Thursday, April 1, 2010

Infernal affairs: L'Enfer d'Henri-Georges Clouzot

Henri-Georges Clouzot with Romy Schneider on the set of L'Enfer

Henri-Georges Clouzot had endured dismissal from the German film industry for his Jewish associations, dismissal from the French film industry for his Nazi associations, and a bout of tuberculosis between. Upon resuming filmmaking in 1947 he directed some of the greatest French films of the postwar era, such as
The Wages of Fear and Les Diaboliques. The latter was adapted from Boileau-Narcejac’s novel, a property hotly desired by Alfred Hitchcock, who would come to greatly admire Clouzot’s realization.


The Clouzot-Hitchcock connection is curious. Both specialized in nerve-rattling thrillers permeated with nastiness and mental instability. Both were exacting in their craft, famed for their meticulous storyboards, which were followed with such precision that Hitchcock had suggested only half-jokingly that he needn’t show up on set. But the influential critics who would soon become France’s leading filmmakers ostracized Clouzot as resolutely as they revered Hitchcock, and by the end of the ’50s Clouzot might have felt his own relevance slipping away under the force of the New Wave. He sought to refurbish his art, was immensely taken with the formal and erotic innovations in Fellini’s
8 1/2, and set out to create a film that would plumb his own anxieties. L’Enfer would demolish Clouzot’s reputation as an antique. It would be a story of sexual obsession, a radically subjective descent into the debilitating jealousy felt by a less-than-attractive older provincial hotel manager (Serge Reggiani) toward his luscious younger wife (Romy Schneider). But it fell into the familiar trap: too much money, too much ego, and a virtual absence of anyone who might challenge the director’s authority. L’Enfer was never completed, though a tremendous amount of material was shot, not enough for a reconstruction, but more than enough to create a documentary about the project’s development and catastrophic collapse.

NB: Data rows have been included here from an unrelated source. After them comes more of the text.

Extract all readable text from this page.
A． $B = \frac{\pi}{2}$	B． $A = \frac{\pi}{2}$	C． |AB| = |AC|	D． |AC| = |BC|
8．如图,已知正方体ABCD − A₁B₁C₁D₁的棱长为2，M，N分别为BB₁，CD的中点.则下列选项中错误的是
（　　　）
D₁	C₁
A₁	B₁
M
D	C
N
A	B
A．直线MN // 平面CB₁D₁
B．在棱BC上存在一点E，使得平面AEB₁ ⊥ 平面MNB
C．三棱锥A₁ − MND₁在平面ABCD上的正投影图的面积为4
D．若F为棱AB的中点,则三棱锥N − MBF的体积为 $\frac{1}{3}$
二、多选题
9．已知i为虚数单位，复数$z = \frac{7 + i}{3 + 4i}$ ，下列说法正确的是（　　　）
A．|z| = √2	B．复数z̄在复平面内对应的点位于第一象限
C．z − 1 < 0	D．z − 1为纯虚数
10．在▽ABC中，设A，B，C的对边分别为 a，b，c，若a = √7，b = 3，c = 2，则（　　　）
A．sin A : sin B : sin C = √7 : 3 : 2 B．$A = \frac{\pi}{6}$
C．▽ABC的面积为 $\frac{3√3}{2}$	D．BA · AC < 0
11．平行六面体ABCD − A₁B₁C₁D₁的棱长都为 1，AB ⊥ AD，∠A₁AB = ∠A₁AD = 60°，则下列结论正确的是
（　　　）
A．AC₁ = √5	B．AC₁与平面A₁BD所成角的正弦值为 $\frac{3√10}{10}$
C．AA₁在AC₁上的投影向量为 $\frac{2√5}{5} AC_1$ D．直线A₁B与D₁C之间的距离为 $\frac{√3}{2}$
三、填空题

Directed by Serge Bromberg and Ruxandra Medrea,
L’Enfer d’Henri-Georges Clouzot uses interviews with Clouzot’s associates and collaborators and workshop performances of scenes never filmed to provide context and flesh out Clouzot’s narrative respectively. Yet nothing in this making-of-a-movie-never-made is half as compelling as watching Clouzot’s archival footage set against Gilbert Amy’s alternately brooding and abstract acoustic-electro score. Clouzot dug out everything save the kitchen sink to assemble a stockade of poppy, kaleidoscopic images, grotesque distortions, colour manipulations, and cock-teasing shots of Schneider, scantily clad or even naked, water skiing or suggestively smoking cigarettes. One image shows her tied to train tracks, breasts heaving in fear, as a charging locomotive approaches. Whether this material could have amounted to more than an assembly of fascinating, arousing and well made, if dated, imagery is difficult to determine, but as the promise of something lost it’s utterly seductive.


L’Enfer d’Henri-Georges Clouzot is otherwise sturdy but pedestrian, something we can be grateful for having even if it isn’t exactly great in itself. Even on the level of providing pertinent historical facts it’s a little light, with an abrupt ending that gives little sense of the production’s aftermath, and no mention whatsoever of the 1994 Claude Chabrol film made from Clouzot’s script. There certainly isn’t any insight into what might have saved L’Enfer, even of the most fanciful sort. My dream version of the film? A complete re-shoot in which Reggiani is replaced by Clouzot himself, puffing away on his pipe, trapped in the sun-soaked erotic nightmare he himself created.